Andy, Jim and Dwight are starting a professional paper shredding company, and they are still exploring the pros and cons of the following types of legal entities:

C-corporation

Limited partnership

S-corporation

Andy and Jim will each contribute $200,000 in cash in exchange for their ownership interest. Dwight will contribute a warehouse that he owns that will be used to house the shredder machines. The warehouse has an FMV of $290,000 and is encumbered by a $90,000 mortgage. Dwight purchased the warehouse 3 years ago for $180,000. It was agreed that the profit and loss from the company's operations will be divided equally (i.e. 1/3 each) amongst the three owners.

Andy will manage the company's operations in exchange for $75,000 in compensation per year. Jim and Dwight will have minimal involvement in the company's operations, as they also own and manage full-time a company they formed as an LLC that sells pickled beets.

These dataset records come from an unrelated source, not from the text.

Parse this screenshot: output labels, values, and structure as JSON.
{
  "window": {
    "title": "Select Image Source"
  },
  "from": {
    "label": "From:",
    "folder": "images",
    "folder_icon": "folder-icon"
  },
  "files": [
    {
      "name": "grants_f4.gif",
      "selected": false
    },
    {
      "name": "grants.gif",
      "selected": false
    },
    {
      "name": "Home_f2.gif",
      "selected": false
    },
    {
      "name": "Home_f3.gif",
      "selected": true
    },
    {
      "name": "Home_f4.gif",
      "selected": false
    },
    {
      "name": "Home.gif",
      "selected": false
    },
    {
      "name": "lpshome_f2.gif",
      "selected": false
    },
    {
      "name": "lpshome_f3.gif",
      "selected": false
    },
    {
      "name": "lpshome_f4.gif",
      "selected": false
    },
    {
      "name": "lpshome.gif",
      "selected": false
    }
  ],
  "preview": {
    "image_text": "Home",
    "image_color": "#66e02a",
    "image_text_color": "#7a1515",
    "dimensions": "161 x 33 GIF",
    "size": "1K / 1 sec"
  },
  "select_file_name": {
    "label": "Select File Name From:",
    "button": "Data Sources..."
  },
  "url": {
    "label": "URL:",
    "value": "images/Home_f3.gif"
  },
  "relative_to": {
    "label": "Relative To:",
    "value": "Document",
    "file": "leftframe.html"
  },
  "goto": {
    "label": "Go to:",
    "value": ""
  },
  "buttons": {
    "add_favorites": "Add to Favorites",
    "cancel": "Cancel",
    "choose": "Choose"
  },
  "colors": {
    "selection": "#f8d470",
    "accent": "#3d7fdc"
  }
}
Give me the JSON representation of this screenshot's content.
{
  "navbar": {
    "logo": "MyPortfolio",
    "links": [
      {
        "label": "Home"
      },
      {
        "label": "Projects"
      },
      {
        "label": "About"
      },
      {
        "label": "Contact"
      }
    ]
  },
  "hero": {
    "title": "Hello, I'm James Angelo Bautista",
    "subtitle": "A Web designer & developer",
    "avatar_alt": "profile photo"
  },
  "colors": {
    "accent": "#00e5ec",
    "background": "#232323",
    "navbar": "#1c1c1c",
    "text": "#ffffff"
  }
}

In addition to the $90,000 mortgage on the warehouse that is considered qualified nonrecourse financing, the company will also have a $180,000 recourse loan with a local bank and $75,000 in nonrecourse accounts payable. Jim and Dwight will not be included as guarantors for the recourse loan.

Although the limited partnership is also a flow-through entity and allows for the 20% qualified business deduction similar to the S-corporation, Andy's effective tax rate would be higher if the owners formed a limited partnership when compared to his effective tax rate with an S-corporation due to the additional imposition of self-employment taxes.